See: src/archive_tool/docs/documentation.md (Development) for details


Troubleshooting

Docker Issues

Problem: "Cannot connect to Docker daemon"

Solution:

sudo systemctl start docker
docker ps  # Verify

Problem: Permission denied accessing Docker socket

Solution:

sudo usermod -aG docker $USER
# Log out and back in

State Issues

Problem: Crawl won't resume

Solution:

# Check state file
cat output_dir/.archive_state.json

# Force fresh start
archive-tool --overwrite ...

Problem: WARCs not found

Solution:

# Manually check
find output_dir -name "*.warc.gz"

# Verify state points to correct dirs
cat output_dir/.archive_state.json | jq '.temp_dirs'

Monitoring Issues

Problem: Adaptive workers not triggering

Check: 1. --enable-monitoring is set 2. --enable-adaptive-workers is set 3. Errors exceed threshold 4. Not already at --min-workers


Performance Tuning

Worker Count

  • Default: 1 worker (conservative)
  • Small sites: 1-2 workers
  • Medium sites: 2-4 workers
  • Large sites: 4-8 workers (watch resource usage)

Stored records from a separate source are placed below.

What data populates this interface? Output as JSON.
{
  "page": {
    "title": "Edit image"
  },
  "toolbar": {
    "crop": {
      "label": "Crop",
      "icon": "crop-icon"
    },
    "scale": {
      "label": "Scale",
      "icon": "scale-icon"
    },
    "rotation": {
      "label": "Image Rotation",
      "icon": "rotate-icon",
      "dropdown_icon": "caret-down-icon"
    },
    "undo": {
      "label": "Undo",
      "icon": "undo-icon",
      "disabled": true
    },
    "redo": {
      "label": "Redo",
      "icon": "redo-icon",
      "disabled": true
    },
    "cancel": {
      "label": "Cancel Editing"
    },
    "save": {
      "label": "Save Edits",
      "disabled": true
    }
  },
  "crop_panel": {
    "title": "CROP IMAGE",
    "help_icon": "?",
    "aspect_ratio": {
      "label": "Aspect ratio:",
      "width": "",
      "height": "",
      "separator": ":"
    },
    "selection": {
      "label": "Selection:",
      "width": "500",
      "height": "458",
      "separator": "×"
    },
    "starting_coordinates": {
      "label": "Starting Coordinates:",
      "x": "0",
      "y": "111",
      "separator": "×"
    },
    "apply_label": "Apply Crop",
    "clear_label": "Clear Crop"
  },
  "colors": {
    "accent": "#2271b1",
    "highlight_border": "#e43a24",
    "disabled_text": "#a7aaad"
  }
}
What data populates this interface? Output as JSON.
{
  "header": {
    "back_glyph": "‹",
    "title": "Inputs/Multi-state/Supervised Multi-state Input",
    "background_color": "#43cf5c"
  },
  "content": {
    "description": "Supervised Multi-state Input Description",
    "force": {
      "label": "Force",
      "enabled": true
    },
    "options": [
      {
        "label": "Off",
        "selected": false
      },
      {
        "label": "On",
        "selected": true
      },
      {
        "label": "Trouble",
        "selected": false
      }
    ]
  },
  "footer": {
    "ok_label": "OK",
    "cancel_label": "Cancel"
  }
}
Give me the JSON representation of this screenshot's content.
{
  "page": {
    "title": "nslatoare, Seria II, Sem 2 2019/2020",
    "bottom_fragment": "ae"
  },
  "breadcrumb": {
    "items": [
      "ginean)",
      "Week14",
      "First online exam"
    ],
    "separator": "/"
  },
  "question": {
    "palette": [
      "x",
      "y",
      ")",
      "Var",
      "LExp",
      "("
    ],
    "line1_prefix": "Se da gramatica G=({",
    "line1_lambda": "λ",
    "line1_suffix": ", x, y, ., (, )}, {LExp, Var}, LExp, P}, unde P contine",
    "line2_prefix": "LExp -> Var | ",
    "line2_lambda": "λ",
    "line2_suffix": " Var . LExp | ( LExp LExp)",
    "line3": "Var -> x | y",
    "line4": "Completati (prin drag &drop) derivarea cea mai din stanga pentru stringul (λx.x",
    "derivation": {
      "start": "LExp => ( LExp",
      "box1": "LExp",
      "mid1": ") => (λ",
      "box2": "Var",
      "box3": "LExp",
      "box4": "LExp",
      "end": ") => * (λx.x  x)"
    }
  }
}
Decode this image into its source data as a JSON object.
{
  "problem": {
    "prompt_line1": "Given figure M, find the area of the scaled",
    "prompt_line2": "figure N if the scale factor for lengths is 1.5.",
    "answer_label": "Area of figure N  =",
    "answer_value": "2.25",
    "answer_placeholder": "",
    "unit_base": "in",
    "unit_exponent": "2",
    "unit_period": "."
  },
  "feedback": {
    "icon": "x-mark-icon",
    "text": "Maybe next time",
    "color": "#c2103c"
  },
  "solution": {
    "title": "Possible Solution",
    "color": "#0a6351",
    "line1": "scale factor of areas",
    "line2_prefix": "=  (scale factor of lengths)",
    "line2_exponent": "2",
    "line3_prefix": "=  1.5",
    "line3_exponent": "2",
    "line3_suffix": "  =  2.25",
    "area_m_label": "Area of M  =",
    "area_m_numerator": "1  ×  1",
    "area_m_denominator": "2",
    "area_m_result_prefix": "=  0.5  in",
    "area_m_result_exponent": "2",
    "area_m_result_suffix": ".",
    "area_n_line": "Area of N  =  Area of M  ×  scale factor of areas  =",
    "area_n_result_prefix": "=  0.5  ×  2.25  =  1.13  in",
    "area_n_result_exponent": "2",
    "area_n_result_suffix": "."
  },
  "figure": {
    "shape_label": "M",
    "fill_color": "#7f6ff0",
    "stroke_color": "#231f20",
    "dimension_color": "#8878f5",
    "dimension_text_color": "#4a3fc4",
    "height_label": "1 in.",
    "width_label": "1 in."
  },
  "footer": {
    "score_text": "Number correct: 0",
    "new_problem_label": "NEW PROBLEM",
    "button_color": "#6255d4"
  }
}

Factors: - Server CPU/memory - Network bandwidth - Site's rate limiting - Politeness requirements

Memory Usage

Docker container memory (per worker): - ~500MB base - +200-500MB per worker - +500MB-1GB for large sites

Example: 4 workers ≈ 2-4GB RAM

Disk I/O

WARCs write continuously: - 10-50MB/min for typical sites - 100-500MB/min for large sites

Ensure: - Fast disk (SSD recommended) - Sufficient space (check df -h before starting) - No I/O bottlenecks (iostat -x 1)